Kerri Little, Bellwood-Antis High School’s 2016 valedictorian, wanted to address bullying in her commencement speech, and the school responded with a lesson in irony: threatening to cut her microphone and have police escort her offstage if she did. Little told PennLive.com that the Blair County school doesn’t “have a lot of resources in terms of bullying, which is awful.” She said that racist and sexist comments are common and that a friend left the school due to harassment. Little says that when her adviser and principal learned she planned to address the issue at commencement, they told her to deliver a more typical valedictorian speech or be shut down. In a Facebook post, Little says she turned in a written speech of “complete and utter shit to the highest degree” for approval and then, without forewarning, skipped graduation. Principal Richard W. Schreier griped to PennLive, “She kind of left us high and dry.”
Tristan Hardinger, described by the Pittsburgh Post-Gazette as a “drunken North Oakland man,” allegedly followed a squad of state police on horseback, who were working crowd control on the South Side after the Penguins’ Stanley Cup win, and repeatedly swung a skateboard in front of the horses, as if he were going to strike one. Hardinger, 20, wore a one-piece jumpsuit, striped in black, green, gold and red, with a marijuana-leaf emblem at the chest, and allegedly ignored several warnings from officers before his arrest.
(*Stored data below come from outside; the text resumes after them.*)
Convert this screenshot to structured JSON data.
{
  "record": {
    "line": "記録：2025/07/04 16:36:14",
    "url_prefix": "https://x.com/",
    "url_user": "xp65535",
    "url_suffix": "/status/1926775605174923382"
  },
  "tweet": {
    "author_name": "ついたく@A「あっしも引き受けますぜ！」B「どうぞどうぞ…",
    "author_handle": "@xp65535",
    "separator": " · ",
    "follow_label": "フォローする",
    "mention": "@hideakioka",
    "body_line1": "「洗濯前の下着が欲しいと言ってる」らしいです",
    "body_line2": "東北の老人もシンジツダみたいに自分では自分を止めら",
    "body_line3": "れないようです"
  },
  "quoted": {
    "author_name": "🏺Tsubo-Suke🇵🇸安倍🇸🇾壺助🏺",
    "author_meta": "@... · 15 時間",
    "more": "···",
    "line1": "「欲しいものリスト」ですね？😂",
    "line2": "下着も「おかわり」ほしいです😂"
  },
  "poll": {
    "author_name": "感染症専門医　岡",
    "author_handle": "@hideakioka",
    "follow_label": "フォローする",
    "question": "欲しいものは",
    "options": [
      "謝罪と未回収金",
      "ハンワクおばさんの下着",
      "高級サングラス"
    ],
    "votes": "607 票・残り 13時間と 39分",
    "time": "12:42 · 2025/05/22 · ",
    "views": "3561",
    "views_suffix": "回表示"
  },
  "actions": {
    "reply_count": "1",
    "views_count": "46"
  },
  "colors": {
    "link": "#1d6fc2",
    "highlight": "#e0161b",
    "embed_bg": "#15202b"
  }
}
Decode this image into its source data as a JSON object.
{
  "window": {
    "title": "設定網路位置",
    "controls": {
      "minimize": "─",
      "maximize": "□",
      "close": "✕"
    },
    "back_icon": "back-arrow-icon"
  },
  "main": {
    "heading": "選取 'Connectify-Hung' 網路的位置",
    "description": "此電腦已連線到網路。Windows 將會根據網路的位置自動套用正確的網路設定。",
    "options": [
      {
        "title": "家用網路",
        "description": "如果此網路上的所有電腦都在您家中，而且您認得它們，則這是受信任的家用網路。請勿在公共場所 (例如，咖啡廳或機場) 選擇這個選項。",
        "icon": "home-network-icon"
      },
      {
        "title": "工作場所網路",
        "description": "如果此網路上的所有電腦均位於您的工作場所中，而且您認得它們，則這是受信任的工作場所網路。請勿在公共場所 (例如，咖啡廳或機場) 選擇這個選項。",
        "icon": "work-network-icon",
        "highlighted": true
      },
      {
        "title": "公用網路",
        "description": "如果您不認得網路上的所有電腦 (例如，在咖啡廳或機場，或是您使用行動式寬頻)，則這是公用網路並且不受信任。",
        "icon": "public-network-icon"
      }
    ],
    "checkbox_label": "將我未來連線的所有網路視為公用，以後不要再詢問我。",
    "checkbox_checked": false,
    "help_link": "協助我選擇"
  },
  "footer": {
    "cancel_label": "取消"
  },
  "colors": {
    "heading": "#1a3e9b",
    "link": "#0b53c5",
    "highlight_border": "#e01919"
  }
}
While awful, frustrated men of younger generations use dating apps to send strangers unwanted sexually explicit messages, 83-year-old William Carter of Center Township apparently prefers a more old-fashioned approach. Police told the Beaver County Times that Carter delivered handwritten notes to four neighbors, some in person and some left in mailboxes, that included “wording and drawings of sexual acts that he wanted to conduct with” them. He faces four misdemeanor counts of harassment.
Eighty-year-old Dorothy Louise Stofko of Penn Township allegedly got drunk, crashed her Sebring into a neighbor’s fence and then tussled with police. Court papers, viewed by the Pittsburgh Tribune-Review, accuse Stofko of swearing at officers and punching one in the chest. When they wrangled her into a squad car, the octogenarian allegedly delivered a kick to an officer’s crotch.